03.08.2021 Zivilrecht

OGH: Zur Betriebshaftpflichtversicherung

Die Deckungspflicht für den Anspruch auf entgangenen Gewinn ist grundsätzlich zu bejahen


Schlagworte: Versicherungsvertragsrecht, Betriebshaftpflichtversicherung, Gewährleistungsrechte, Erfüllungssurrogate, Deckungsausschluss, Mangelsuchkosten, entgangener Gewinn
Gesetze:

 

Art 7 AHVB, Abschnitt A Z 2 EHVB

 

GZ 7 Ob 51/21g, 23.06.2021

 

OGH: Nach Art 7.1 AHVB fallen unter die Versicherung nicht: Ansprüche aus Gewährleistung für Mängel (Art 7.1.1) sowie die Erfüllung von Verträgen und die an die Stelle der Erfüllung tretende Ersatzleistung (Art 7.1.3).
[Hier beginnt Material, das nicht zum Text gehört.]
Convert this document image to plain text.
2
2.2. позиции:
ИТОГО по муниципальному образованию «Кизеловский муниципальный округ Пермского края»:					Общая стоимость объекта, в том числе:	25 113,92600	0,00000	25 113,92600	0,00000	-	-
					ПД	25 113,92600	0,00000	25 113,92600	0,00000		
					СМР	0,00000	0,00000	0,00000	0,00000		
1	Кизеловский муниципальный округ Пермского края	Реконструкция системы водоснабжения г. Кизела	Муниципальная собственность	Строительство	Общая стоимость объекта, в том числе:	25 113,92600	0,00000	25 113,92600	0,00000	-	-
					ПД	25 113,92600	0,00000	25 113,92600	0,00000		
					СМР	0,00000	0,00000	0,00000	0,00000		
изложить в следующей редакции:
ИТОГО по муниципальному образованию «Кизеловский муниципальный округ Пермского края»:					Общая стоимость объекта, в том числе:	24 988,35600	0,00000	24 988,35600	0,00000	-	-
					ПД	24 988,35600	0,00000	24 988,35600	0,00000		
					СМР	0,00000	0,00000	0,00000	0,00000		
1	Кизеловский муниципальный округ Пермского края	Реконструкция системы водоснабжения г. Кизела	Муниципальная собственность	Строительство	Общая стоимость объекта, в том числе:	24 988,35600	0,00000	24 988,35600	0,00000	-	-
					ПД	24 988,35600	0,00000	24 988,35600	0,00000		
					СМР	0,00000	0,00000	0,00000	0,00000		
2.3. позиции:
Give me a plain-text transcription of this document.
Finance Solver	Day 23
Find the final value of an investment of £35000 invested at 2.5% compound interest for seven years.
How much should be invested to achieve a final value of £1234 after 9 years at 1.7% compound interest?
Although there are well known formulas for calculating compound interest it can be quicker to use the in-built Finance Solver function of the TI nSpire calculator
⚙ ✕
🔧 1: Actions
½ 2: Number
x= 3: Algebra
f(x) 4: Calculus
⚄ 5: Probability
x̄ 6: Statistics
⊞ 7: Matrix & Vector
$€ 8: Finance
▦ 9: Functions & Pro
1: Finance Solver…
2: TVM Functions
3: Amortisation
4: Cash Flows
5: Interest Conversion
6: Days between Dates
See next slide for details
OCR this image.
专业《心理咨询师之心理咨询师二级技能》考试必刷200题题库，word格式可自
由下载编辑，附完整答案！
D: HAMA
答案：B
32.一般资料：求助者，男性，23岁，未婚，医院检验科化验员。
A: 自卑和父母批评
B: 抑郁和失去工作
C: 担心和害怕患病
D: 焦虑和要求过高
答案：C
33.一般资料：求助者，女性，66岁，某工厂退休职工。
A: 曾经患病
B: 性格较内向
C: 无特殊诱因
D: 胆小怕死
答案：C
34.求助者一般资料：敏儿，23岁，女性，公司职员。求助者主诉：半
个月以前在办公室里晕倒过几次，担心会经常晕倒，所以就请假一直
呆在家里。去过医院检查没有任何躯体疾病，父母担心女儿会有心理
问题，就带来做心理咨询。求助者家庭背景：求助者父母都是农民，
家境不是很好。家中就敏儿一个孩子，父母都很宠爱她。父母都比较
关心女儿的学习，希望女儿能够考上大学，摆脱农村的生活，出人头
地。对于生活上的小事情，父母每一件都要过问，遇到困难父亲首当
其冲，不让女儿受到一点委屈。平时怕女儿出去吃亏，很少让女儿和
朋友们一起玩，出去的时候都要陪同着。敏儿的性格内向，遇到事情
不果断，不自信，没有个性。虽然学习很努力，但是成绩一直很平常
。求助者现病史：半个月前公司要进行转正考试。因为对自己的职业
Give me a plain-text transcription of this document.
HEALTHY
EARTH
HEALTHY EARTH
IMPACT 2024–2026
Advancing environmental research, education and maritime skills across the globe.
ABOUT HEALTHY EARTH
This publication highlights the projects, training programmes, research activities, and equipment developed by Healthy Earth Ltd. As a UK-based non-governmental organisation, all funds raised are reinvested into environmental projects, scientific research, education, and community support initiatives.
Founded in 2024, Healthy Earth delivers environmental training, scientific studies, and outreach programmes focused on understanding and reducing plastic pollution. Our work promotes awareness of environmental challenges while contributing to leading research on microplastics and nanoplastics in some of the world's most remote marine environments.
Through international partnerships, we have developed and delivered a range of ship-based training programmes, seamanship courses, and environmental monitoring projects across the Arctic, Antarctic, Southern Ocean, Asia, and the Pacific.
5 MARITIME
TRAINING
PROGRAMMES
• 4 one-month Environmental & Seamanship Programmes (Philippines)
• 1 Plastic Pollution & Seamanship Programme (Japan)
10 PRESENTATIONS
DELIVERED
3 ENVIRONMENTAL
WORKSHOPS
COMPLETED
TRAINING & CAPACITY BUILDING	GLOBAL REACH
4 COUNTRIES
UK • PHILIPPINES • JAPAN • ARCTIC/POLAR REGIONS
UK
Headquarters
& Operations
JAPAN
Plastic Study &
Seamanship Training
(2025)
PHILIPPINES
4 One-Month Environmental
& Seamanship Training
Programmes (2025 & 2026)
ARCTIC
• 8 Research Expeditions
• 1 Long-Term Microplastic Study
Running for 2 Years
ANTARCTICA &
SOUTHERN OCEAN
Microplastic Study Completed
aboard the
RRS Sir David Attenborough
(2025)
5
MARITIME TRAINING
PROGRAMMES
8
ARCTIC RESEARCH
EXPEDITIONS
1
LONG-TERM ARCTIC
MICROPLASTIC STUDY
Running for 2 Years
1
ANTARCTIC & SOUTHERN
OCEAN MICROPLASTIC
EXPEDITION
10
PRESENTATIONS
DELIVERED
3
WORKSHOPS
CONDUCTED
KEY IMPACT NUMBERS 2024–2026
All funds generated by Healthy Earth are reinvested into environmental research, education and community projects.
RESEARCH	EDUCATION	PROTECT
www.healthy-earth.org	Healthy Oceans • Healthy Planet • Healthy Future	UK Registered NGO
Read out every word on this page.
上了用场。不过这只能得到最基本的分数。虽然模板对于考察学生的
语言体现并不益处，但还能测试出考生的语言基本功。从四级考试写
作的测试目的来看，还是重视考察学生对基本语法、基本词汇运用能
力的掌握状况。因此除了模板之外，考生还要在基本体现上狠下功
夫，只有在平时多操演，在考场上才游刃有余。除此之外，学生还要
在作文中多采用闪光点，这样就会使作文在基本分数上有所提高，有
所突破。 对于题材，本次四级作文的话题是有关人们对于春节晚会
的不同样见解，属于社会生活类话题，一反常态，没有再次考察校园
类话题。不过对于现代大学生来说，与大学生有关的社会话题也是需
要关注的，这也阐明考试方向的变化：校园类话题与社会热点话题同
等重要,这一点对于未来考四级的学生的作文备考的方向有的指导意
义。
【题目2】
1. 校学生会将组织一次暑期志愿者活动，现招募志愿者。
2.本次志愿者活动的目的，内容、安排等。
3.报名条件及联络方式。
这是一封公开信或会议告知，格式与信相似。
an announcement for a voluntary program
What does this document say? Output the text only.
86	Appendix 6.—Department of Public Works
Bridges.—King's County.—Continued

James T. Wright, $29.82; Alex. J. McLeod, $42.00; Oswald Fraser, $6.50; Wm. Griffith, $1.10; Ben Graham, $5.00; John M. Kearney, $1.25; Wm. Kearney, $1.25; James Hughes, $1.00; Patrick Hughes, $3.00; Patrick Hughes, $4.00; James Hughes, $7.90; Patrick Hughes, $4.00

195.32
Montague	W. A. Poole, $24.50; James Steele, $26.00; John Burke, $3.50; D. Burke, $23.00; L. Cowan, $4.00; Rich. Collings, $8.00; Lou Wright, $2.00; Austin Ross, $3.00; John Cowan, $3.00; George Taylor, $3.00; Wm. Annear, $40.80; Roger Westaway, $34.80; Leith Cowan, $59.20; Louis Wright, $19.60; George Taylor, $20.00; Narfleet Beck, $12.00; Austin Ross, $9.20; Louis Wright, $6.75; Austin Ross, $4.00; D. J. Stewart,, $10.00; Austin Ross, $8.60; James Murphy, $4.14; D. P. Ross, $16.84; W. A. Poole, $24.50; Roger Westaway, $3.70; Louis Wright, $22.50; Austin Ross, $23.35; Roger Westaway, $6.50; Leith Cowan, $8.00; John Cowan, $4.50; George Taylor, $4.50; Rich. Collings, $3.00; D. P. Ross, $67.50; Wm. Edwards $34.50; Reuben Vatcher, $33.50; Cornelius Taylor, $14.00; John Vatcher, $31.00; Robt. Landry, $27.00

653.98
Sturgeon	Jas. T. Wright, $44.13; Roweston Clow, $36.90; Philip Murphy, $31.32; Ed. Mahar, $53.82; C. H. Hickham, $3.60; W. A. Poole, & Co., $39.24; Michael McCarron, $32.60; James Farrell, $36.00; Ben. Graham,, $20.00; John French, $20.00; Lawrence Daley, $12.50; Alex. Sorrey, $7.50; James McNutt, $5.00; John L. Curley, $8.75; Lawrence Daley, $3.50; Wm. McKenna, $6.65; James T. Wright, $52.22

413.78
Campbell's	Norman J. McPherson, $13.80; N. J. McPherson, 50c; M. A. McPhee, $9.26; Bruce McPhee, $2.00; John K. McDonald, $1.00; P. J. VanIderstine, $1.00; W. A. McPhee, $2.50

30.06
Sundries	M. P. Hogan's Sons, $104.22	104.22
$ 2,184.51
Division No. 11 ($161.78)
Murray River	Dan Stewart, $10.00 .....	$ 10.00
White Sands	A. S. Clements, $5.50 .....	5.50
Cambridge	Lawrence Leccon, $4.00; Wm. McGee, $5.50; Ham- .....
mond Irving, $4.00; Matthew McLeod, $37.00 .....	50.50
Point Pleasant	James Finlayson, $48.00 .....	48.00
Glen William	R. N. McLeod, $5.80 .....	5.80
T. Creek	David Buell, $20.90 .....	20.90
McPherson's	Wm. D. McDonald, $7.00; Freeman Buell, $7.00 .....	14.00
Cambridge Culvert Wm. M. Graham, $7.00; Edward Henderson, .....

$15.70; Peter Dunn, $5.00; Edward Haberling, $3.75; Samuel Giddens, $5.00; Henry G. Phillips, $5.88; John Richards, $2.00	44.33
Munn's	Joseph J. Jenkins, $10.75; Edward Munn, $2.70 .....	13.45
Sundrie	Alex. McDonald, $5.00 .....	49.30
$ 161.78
Dieser Ausschluss entspricht dem Grundsatz der Haftpflichtversicherung, das Unternehmerrisiko nicht auf den Versicherer zu übertragen, sodass unter die Versicherung weder die Erfüllung noch Erfüllungssurrogate fallen. Als Erfüllungssurrogat werden jene Schadenersatzansprüche bezeichnet, durch die ein unmittelbares Interesse am eigentlichen Leistungsgegenstand eines abgeschlossenen Vertrags geltend gemacht wird. Ausgeschlossen sind diejenigen Schadenersatzansprüche, die auf das Vertragsinteresse gerichtet sind, den Gläubiger also in den Genuss der ordnungsgemäßen Leistung bringen sollen. Der Versicherungsschutz umfasst nur jenen Schaden, der über das Erfüllungsinteresse des Dritten an der Leistung des VN hinausgeht. Die Kosten für die vom Dritten vorgenommene Verbesserung der mangelhaften Leistung des VN fallen daher nicht in die Betriebshaftpflichtversicherung. Unter „Ansprüche aus der Gewährleistung für Mängel“ fallen nicht nur die Kosten der Behebung des Mangels an sich, sondern auch der vorbereitenden Maßnahmen, die zur Mängelbehebung erforderlich sind.

 

Die hier von der Abnehmerin der mangelhaften Pflanzen zur Minimierung allfälliger Umsatzeinbußen gesetzten Schadensminderungsmaßnahmen stehen iZm den neuen, die mangelhaften Produkte ersetzenden Pflanzen. Bei den dafür aufgewendeten Kosten handelt es sich somit weder um nutzlose Herstellungskosten noch um Nachbesserungskosten, weil keine Nachbesserungsarbeiten am Endprodukt (ausgewachsene Pflanze samt Früchten) gesetzt wurden, sondern um Erfüllungssurrogate. Auch die Fehlersuchkosten stellten nicht versicherte Kosten der vorbereitenden Maßnahmen, die zur Mängelbehebung erforderlich sind, dar.

 

Anders verhält es sich aber mit dem entgangenen Gewinn: Nach Abschnitt A, Z 2, Pkt 4.1.2.2 EHVB ersetzt der Versicherer den weiters aus der Unveräußerlichkeit des Endprodukts entstehenden Vermögensnachteil. Führt die Mangelhaftigkeit des gelieferten Produkts zur Unveräußerlichkeit des Endprodukts so ersetzt der Versicherer den weiteren Vermögensnachteil durch entgangenen Gewinn. Der durchschnittlich verständige VN, der für die Gemüseproduktion bestimmte Jungpflanzen veräußert, wird die gegenständliche Bestimmung nicht dahin verstehen, dass nur ein auch tatsächlich zustande gekommenes Endprodukt unveräußerlich ist. Vielmehr wird er der Klausel schon wegen der vergleichbaren Zielrichtung so verstehen, dass auch bei einer aufgrund der Mangelhaftigkeit der gelieferten Jungpflanzen gar nicht entstandenen fruchttragenden Pflanze Unveräußerlichkeit des Endprodukts gegeben ist. Einen ihm gegenüber dafür geltend gemachten entgangenen Gewinn wird er der hier geregelten Schadensposition unterstellen. Die Deckungspflicht für den Anspruch auf entgangenen Gewinn ist daher grundsätzlich zu bejahen.